Para komidinin üzerinde, ya ahlakınız, haysiyetiniz nerede?
Bu haftaki köşeyi, G.Saray-BJK maçında açılan iğrenç ötesi bir pankarta ayırmıştık aslında.
Güya, rakip Beşiktaş’ın çapsız ellerce düşürüldüğü çıkmazdan kurtulmak için başlattığı “feda” süreci “Para komidinin üstünde” yazılı bir paçavra ile sarakaya alınıyordu.
Elbette ki o bez parçasını sıvayıp o tribüne sokan birkaç Zihni Sinir firarisi “ ileri zekalı geri” üzerinden tüm Galatasaray tribünleri hedef alınamaz, ama işte o pankartın lekesi İdmanocağı’nın değil Galatasaray’ın tarihine düşüldü.
O kopilleri bulup gerekeni yapmadıkları sürece G.Saray yönetimi de o pankartın sahibi olarak kaydını düşecektir, ayıp bile değil, çok daha düşük bir insanlık halidir önlerindeki.
Ki, hiç tanımadığı bir bedenin altına yatarak ekmek parasını çıkaran bir “fahişe”, o pankartı hazırlayan milyon kopilden milyen kere yakındır bize.
Bu konuya girmişken, Fenerbahçe tribünlerinden geçmiş bir utancın temizlenmesine yönelik çabayı da alkışlamayı unutmayalım.
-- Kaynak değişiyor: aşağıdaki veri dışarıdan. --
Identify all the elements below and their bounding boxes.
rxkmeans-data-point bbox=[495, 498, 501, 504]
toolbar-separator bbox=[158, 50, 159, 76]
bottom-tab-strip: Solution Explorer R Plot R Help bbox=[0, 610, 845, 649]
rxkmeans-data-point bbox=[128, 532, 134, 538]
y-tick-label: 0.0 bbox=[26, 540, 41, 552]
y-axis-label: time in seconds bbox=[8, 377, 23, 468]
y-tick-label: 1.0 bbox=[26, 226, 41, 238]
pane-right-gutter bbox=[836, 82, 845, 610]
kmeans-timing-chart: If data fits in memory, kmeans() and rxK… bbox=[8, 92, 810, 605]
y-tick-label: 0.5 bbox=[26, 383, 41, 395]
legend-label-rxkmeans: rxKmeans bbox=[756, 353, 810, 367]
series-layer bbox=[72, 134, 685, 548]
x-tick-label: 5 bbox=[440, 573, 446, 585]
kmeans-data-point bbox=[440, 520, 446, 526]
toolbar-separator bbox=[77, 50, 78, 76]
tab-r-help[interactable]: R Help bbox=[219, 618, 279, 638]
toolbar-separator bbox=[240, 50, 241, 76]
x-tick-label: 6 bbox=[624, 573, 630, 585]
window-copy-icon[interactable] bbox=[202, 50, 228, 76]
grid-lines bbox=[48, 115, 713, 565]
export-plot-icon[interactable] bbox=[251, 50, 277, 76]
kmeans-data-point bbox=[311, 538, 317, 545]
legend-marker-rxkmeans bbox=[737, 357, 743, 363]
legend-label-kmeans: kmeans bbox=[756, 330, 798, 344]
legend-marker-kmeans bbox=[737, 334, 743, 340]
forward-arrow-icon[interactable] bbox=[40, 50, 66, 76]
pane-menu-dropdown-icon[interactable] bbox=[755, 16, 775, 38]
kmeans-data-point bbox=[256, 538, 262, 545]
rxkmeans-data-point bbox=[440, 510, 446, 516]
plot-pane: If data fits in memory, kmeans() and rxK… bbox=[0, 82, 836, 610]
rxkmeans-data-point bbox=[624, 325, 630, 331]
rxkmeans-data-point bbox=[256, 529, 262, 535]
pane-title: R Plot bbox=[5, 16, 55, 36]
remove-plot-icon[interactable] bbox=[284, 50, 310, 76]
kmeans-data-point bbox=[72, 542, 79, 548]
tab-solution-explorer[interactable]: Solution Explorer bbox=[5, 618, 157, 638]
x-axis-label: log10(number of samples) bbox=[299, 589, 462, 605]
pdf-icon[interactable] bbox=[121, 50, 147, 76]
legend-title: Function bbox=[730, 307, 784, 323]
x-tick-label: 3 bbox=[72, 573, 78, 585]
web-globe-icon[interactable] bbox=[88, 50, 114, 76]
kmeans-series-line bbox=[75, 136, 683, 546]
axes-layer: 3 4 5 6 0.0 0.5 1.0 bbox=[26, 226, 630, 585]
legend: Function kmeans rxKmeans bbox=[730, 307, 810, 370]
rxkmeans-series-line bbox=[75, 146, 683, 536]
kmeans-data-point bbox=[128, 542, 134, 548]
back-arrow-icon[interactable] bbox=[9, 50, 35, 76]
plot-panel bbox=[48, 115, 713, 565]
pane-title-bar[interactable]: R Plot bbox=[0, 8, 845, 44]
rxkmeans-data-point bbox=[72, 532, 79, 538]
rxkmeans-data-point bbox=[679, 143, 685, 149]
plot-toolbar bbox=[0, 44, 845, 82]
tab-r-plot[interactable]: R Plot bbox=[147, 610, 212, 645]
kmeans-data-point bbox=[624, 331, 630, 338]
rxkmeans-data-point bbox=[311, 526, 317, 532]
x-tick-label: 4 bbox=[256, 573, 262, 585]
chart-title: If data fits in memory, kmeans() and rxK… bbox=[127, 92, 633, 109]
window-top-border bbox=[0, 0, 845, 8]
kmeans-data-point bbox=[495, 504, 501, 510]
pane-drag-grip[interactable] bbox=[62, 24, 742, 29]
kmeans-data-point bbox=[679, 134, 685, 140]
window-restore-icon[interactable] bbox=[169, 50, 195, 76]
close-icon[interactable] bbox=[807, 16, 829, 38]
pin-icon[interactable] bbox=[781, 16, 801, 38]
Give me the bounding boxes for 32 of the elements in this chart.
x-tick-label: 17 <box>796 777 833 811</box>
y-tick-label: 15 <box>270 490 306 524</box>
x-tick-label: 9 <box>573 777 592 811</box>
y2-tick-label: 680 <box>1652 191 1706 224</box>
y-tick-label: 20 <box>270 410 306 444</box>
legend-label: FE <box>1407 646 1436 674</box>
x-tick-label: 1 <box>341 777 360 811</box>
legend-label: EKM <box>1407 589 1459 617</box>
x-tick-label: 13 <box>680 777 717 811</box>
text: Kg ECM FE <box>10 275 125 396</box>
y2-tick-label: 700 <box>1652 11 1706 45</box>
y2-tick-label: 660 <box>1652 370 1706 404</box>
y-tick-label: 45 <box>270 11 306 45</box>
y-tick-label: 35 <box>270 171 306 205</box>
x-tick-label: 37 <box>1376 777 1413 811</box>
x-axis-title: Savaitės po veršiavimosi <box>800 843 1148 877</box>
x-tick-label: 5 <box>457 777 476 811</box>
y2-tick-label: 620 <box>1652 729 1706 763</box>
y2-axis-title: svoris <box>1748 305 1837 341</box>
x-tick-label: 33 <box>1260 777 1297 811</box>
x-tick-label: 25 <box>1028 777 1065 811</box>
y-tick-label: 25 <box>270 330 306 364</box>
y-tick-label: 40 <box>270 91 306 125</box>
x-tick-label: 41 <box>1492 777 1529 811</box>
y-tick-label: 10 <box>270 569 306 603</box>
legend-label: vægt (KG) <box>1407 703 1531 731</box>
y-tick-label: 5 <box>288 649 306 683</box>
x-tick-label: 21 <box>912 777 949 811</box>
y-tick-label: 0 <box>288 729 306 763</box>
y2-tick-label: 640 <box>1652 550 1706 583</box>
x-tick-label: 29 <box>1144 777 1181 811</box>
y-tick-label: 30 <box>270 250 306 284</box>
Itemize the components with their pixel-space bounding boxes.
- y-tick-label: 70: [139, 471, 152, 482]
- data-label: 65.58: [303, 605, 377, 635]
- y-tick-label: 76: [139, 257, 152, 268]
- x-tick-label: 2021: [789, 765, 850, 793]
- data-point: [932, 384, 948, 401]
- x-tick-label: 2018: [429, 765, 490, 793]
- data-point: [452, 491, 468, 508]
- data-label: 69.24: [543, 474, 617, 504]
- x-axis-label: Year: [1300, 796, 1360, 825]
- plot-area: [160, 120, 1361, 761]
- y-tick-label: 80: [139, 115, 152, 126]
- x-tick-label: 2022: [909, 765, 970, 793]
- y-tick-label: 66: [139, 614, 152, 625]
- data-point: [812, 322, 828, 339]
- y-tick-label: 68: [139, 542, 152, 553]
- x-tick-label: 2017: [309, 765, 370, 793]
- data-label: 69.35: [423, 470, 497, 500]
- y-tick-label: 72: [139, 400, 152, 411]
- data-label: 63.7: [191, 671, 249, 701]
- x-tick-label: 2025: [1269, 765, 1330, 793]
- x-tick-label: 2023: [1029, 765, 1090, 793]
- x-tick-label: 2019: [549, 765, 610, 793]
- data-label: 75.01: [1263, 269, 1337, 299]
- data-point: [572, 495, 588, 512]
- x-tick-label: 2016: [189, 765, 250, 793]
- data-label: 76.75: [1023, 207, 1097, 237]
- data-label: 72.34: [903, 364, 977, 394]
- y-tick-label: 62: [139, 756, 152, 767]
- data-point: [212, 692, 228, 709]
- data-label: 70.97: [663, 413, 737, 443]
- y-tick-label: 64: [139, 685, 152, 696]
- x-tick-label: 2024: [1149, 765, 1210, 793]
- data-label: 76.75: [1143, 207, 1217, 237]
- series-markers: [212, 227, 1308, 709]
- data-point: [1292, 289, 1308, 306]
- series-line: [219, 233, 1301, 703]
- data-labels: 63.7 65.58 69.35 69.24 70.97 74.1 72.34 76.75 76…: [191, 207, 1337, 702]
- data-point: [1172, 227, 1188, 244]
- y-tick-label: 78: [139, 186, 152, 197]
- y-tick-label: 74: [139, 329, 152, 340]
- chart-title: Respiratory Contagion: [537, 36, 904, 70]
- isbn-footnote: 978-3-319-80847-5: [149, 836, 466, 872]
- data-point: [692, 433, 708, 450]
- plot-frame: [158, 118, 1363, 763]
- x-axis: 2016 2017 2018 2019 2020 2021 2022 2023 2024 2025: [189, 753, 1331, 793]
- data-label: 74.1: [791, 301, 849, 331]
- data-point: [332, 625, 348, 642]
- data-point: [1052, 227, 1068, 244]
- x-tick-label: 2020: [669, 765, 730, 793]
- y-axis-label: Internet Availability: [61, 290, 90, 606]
Sivasspor Teknik Direktörü Rıza Çalımbay’ın kapıcılık yapan babasına ait insanlık utancı “kapıcı” göndermeli pankartı kimse hatırlamak istemiyor, kapıcı babanın sağlığına kavuşması F.bahçe tribünleri gibi bizim de dileğimiz, sebep olanlara teşekkür ederiz. Umar ve dileriz ki FB tribünleri, ülkenin en büyük markasına şike lekesi çalanları da layık oldukları yere gönderirler, yoksa bu ülkeye bahar gelmeyecek..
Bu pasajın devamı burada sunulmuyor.